Archer was easily the most hyped of the six first-timers on show, three in each side, but while he opened his international account with a stump-toppling yorker and regularly reached 90mph, England would have been heading home defeated were it not for Foakes’ cool-headed 61 not out.
Chasing 199, the visitors were reduced to 66 for five when the Surrey wicketkeeper calmed things down and began the painstaking process of reeling in the target and delivering a four-wicket win with three overs to spare.
Unlike Archer, Foakes’ chances of making the World Cup are slim, with the rested duo Jos Buttler and Jonny Bairstow untouchable among wicketkeeper-batsmen, but his contribution was easily the definitive one.
Foakes had already made a big intervention with a contentious stumping of Andrew Balbirnie that straddled a line between inspired, opportunistic and unchivalrous.
Nothing in the rules spoke against his belated flick of the bails as Balbirnie’s foot lifted and if anything it offered evidence of the Surrey gloveman’s razor-sharp instincts.
Play began two hours late due to a sodden outfield, with the contest reduced to 45 overs a side as a result. Ireland were still dismissed 11 balls ahead of time as Liam Plunkett and Tom Curran responded to Archer’s arrival by sharing seven wickets.
The pair are among the incumbents looking over the shoulder ahead but did their best to remind the selectors of their value, combining to restrict the hosts to what had seemed a gentle total.
Archer was selected for new-ball duty but failed to land a killer blow in an initial four-over burst. Paul Stirling proved a thorn in his side, taking the Sussex man for four boundaries, including a punch through point from Archer’s very first delivery.
He did not have long to wait to be involved in his first dismissal, though, stooping to catch Stirling as Curran made the breakthrough. England, and Archer, were off and running but Ireland were about to stumble from 55 without loss to 77 for four.
Plunkett, whose form has been patchy of late, prised out William Porterfield and Lorcan Tucker, while Curran needed a super take from Joe Denly to see off Kevin O’Brien.
The duo would be back later to wrap the innings up, but it was Archer’s return that captured the imagination. A rapid spell, littered with zippy bouncers, a clever slower ball and, crucially, a memorable wicket.
The target would not have shaken the away dressing room but without the chutzpah of rested openers Jason Roy and Bairstow, they started sedately.

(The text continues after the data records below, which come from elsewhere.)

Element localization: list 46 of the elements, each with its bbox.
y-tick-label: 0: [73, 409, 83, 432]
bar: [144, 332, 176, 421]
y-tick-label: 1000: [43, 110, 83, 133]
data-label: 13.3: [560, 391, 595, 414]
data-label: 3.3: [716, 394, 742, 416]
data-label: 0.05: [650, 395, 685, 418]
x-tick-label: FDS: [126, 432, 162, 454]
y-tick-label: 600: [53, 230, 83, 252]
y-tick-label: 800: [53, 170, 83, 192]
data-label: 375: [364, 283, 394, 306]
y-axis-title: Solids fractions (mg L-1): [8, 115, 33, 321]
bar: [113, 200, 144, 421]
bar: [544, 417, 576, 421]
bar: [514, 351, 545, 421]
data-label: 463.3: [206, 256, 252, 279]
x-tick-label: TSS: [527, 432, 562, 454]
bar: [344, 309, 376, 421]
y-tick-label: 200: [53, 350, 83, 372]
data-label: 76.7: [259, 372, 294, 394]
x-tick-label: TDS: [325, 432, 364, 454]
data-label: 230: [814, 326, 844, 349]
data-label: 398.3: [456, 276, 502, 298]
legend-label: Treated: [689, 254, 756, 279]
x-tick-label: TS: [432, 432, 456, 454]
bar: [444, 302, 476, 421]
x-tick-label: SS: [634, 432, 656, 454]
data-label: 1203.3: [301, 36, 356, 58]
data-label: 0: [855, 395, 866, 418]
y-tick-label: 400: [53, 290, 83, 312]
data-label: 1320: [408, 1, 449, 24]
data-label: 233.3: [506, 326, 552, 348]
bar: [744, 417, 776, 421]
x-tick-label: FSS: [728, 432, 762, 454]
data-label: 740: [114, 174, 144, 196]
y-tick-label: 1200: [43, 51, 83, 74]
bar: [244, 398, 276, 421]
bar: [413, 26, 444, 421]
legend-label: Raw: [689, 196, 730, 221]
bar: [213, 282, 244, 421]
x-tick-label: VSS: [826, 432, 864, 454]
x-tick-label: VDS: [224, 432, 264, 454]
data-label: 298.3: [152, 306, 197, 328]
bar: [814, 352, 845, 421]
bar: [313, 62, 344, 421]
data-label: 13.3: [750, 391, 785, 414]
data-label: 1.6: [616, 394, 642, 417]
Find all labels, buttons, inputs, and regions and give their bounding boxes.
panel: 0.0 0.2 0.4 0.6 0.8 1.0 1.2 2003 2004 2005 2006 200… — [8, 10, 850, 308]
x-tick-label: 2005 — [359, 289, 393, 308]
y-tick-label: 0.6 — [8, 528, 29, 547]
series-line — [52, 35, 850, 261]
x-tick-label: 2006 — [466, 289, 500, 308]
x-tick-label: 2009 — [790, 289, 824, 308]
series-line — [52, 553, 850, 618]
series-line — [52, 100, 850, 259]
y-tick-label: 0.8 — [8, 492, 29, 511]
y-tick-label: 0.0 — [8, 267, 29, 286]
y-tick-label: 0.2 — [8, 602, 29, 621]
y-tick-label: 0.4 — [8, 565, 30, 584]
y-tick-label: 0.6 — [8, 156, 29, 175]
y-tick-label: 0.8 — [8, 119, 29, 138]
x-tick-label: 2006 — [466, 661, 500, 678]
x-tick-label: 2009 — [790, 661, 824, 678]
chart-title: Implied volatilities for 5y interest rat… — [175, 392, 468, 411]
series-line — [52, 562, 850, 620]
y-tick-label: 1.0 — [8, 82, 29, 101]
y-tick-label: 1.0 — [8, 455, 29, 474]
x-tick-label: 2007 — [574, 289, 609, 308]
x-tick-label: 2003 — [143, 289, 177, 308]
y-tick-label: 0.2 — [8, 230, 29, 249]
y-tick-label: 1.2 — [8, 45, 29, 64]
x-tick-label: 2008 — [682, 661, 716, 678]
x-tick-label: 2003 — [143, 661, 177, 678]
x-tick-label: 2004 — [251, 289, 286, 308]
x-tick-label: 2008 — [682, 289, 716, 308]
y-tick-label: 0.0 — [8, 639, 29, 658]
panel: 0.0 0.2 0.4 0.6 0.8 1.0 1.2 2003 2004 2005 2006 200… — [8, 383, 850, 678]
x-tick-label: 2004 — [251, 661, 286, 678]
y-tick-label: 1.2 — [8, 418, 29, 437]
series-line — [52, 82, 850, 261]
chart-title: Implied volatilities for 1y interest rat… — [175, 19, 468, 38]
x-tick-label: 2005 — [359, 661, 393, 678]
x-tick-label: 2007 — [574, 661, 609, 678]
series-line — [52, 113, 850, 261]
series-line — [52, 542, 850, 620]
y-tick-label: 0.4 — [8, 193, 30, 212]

England should have been able to absorb the loss of James Vince, brilliantly caught by George Dockrell off newcomer Josh Little, but relied on one of their two most established hands, Joe Root and Eoin Morgan, to do the job. Instead the pair lasted just nine balls between them.
Root was pinned lbw in trademark fashion by Tim Murtagh, relentlessly accurate and searching for minor misjudgements, before Morgan bagged a three-ball duck. Little, the teenage left-armer, did brilliantly this time, digging one in short and brushing the glove as England’s Dublin-born captain found himself cramped for room.
The moment visibly energised the men in green, whose surge continued when Dawid Malan (24) became Little’s third victim. Struggling with a muscular injury and dropped once already he nibbled outside off stump and was held one-handed by keeper Gary Wilson.
Denly, earning a first one-day cap in a decade, managed a fleeting appearance before recreating Vince’s demise. There was another short ball, another full-blooded pull and another smart catch, with Boyd Rankin and O’Brien the winning combination on this occasion.
Foakes was at the crease by now and he would ultimately ride the tension to see England home.
There were scares along the way, notably when Ireland declined to review an lbw decision against him on 37. Had they done so, Murtagh would have been celebrating again.
After David Willey added 20, Curran (47 not out) joined Surrey team-mate Foakes and the pair chiselled away 98 runs between them, turning a nervy day into a safe result.